The trainers also screen athletes at Hendrix and UCA for heart issues using EKG equipment from the Conway Regional Cardiovascular Clinic. The EKG images are reviewed by Don Steely, MD, an interventional cardiologist, who follows up with the athletes for additional testing when abnormal images are found. “The idea is to minimize the risk for a cardiac event,” Most said.

“We are fortunate to have a lot of great physicians who support athletic training,” Most explained. “They go out to the games. If we need a second opinion on an evaluation or something beyond our scope of training, they can handle it. They are also a great resource for injured athletes and their patients.”

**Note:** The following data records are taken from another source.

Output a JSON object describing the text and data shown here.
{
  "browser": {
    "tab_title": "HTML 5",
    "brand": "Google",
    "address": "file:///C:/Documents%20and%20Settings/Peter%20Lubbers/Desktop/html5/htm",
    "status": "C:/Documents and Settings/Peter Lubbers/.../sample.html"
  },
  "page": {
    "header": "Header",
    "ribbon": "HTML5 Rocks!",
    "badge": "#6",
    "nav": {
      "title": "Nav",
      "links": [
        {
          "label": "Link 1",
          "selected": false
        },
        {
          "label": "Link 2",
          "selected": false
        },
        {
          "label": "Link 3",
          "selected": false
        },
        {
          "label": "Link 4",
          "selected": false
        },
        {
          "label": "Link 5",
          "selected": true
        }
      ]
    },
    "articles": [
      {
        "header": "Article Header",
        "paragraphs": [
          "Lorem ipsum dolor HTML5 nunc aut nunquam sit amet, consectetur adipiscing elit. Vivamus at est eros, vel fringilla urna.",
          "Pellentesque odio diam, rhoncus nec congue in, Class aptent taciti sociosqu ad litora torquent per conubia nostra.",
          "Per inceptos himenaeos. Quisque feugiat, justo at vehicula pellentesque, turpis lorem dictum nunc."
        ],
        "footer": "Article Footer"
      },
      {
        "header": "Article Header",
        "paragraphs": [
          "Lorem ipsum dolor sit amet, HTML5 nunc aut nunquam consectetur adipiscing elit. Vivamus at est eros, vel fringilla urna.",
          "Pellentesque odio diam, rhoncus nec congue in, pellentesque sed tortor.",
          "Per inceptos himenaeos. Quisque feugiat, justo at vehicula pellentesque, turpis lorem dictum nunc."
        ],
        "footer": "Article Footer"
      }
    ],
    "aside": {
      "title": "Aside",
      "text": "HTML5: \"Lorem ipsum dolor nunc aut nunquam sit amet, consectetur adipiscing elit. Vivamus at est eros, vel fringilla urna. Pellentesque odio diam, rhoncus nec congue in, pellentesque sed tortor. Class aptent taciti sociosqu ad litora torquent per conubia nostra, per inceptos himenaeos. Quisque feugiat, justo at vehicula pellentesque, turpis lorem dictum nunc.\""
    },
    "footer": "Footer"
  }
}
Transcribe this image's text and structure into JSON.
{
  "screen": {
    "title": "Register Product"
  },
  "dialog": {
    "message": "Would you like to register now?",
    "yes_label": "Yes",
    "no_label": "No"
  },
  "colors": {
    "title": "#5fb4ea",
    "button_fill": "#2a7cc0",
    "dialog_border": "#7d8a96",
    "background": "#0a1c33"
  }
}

Their care is not reserved exclusively for the home team. During a Hendrix football game last year, trainers from the visiting team requested an evaluation, and Grant Bennett, MD, an orthopedist with Conway Orthopedics and Sports Medicine Center, was on the sideline.

“Dr. Bennett was able to determine that the athlete needed to be in a boot and on crutches to avoid bearing weight on the injured foot because he had possibly refractured his ankle,” said Most. “Since they were eight hours away, it was important for us to have Dr. Bennett there. They were very thankful.”

Several other physicians provide sideline coverage at area sports games including Tom Roberts, MD, orthopedics; Thad Hardin, MD, family practice; and David Naylor, MD, family practice.

In-game care is not the only advantage of having an athletic trainer available. Conway Regional athletic trainers work with coaches to develop plans for the overall care of all the athletes and help individual athletes recover from injuries. “We might work with the coaches to adjust how long a practice goes, what they are doing, or what they wear during practice,” Most explained.

“At the end of the day, everyone wants to ensure the safety of our young athletes.”

Warning Signs of Injury   

Some symptoms of injuries only appear once athletes are at home or in class.  Most listed some of the warning signs of heat injuries:

• Excessive sweating (Also a lack of sweat when it should be present can indicate the late stages of heat stroke.)

• Red, discolored skin

• Falling in and out of consciousness

• Inability to speak well

• Being delirious

• Feeling lightheaded or dizzy


Athletes may not have symptoms until two to 24 hours after a collision. If they are at home and all of a sudden, they start feeling bad, “I would advise them to let their athletic trainer know,” said Most. “For the parents, it’s always good to ensure their athletes eat well and drink enough water. That’s important for your body to recover and heal itself.”

Citing the International Conference on Concussion in Sports recommendations, Most said, “You don’t need to wake them every two hours or keep them from sleeping. Recommendations are to get plenty of rest within the first  24 hours of a concussion.”